Financial pundits warning that 2020 will be “The Year of the Next Big One”

Financial pundits warning that 2020 will be “The Year of the Next Big One”

While financial news channel talking heads keep telling us that the new normal is gradual economic growth and that key statistical trends are right on track, there is a growing groundswell of clarion calls coming from economists, politicians, and even one key former central banking head that things are not all right. Debts have increased beyond where they were before the Great Recession. Central banks will not have the “tools” they need to deal with a major economic downturn, and financial pundits are already referring to next year, 2020, as “The Year of the Next Big One”.

Marc Friedrich, a finance strategy consultant and best-selling author based in Germany, recently discussed how we arrived at where we are today:

Since the 2008 crisis, we did not solve a single problem. We lowered the interest rates to a record low level and we flooded the world with cheap money. The central banks created one financial bubble after the other and now we have the biggest bubble in history.

Friedrich went on to state that inflated bubbles are everywhere, especially in government bonds. He believes that trillions of dollars have been wasted in trying to deal with innate problems in the global economy, only to create a bigger mess. When this bubble bursts, it will be epic.

One does not have to look far to find worrisome bits of negative economic detail in the U.S. market, the current developed economy that is leading a pack of stragglers:

  • U.S. debt is in excess of $21 trillion and is growing at rates much greater than GDP growth rates;
  • U.S. government monthly operating deficit exceeds $1 billion, and monthly trade deficits are setting new record highs;
  • American consumer debt has increased from 22% ten years ago to 26% of current income levels;
  • Central banks of the world bloated their balance sheets by $8.3 trillion, with only $2.1 trillion worth of GDP growth to show for it;
  • New home and vehicle sales are down from a year ago, from 3 to 5%, while even iPhone sales are off by 17%;
  • By April of this year, retailers have already announced that 6,000 outlets will be closed in the coming months;
  • Credit card and auto loan delinquencies have hit seven-year highs;
  • U.S. citizens looking for work or out of the labor force exceeds 102 million, a figure greater than during the previous recession.

Ron Paul, a famous libertarian and a staunch critic of the federal government in Washington, believes that, if central banks return to an accommodative stance as professed, then we will be in for an unraveling event like no other in recent memory:

The seriousness of it will become evident to all, as the need to pay for our extravagance becomes obvious.
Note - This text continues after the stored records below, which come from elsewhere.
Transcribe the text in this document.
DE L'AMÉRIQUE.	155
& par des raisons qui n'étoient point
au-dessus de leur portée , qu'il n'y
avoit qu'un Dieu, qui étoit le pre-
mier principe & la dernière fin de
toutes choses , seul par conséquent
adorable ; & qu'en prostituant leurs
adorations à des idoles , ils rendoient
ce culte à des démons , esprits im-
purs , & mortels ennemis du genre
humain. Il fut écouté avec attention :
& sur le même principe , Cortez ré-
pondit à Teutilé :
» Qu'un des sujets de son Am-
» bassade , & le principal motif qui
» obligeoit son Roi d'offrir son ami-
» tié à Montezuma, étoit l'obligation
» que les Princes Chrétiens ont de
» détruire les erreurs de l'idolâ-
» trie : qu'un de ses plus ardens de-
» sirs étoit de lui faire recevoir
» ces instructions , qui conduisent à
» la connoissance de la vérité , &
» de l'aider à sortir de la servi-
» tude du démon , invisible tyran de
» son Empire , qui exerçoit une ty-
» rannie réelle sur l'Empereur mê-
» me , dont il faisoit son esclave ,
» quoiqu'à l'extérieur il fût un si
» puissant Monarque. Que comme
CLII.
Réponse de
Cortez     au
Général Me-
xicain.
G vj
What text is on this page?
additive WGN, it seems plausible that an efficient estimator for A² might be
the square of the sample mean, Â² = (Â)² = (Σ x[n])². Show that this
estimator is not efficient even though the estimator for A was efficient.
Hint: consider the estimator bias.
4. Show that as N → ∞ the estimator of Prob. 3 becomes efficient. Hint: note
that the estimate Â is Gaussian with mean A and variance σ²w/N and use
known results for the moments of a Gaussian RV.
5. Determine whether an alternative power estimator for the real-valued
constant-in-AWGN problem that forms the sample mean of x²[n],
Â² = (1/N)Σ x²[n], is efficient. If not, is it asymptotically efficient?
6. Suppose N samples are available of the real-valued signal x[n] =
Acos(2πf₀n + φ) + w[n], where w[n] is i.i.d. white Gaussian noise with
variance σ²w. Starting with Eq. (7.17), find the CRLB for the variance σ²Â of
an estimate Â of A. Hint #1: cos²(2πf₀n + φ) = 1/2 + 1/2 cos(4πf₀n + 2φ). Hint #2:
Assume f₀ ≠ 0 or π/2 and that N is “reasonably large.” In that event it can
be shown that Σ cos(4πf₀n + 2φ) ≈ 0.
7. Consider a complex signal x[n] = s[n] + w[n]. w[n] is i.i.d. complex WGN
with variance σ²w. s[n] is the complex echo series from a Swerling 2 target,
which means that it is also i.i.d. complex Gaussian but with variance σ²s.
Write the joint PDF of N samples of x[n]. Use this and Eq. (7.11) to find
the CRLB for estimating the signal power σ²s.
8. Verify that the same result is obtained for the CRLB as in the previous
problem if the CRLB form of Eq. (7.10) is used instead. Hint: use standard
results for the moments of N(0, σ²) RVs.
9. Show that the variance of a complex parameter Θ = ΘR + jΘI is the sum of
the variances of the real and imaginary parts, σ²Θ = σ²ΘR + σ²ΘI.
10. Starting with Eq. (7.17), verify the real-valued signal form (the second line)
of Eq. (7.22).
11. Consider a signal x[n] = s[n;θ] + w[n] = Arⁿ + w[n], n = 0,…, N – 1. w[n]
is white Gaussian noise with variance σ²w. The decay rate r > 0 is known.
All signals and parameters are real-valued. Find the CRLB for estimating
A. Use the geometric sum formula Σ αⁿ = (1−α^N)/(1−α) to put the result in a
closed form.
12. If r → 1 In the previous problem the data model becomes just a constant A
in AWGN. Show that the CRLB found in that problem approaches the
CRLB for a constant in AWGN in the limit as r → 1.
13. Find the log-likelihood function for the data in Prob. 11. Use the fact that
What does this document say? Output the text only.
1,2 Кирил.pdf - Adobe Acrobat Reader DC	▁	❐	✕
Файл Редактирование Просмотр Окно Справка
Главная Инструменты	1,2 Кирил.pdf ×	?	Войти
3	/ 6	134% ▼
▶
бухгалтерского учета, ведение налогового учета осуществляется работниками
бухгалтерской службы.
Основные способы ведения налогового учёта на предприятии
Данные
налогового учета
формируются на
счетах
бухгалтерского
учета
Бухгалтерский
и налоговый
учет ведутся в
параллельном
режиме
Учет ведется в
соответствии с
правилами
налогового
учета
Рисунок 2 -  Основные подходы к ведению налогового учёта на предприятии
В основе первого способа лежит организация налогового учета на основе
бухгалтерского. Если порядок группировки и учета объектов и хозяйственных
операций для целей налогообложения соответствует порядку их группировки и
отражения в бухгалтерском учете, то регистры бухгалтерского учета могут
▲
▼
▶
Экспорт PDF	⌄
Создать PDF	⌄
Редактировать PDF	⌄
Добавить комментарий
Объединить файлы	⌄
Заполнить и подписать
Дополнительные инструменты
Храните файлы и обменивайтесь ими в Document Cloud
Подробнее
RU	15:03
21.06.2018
The financial system has been left with a bubble mania financed by artificial credit and unsustainable debt. The correction is what the market requires, not the resumptions and the dangerous inflationary policy that caused the bubble economy.

Sheila Bair, who headed the Federal Deposit Insurance Corporation (FDIC) during the 2008 crisis and who saw the subprime mortgage crash coming, is now more concerned about the debt that is piling up in so-called “zombie companies”:

I do think that we are going to see distress in the corporate market, which can have a very strong and significant impact on the real economy. There are just so many of these companies that are just up to their eyeballs in debt. With subprime, at least you had a bit of a flow-through. It took a while. There was a market shock. But in terms of real economic impact, it was more gradual.

Interest rates remain near zero and negative across the globe. Per Ron Paul:

Central banks now own almost $10 trillion of negative interest yielding bonds.

As a result, central banks will not have the flexibility needed to deal with the next shock. Former Federal Reserve Chair Janet Yellen has noted in the past:

I think it is a real concern that the Fed might not have all the tools that are needed in order to respond [to a new crisis]. The fundamental reason why it’s a problem is that even before the financial crisis, the general level of interest rates in most developed economies, including the United States, had been drifting down.

Is a big economic meltdown coming in 2020, as many analysts are predicting? Even Donald Trump before his election had said:

We are in a big, fat, ugly bubble.

His policies have only served to delay the inevitable, but many concerned individuals are feeling a need to prepare for the worst. Many have also suggested that Bitcoin and precious metals may be a good hedge against the deflation that will most definitely occur in major fiat currencies. Time will tell.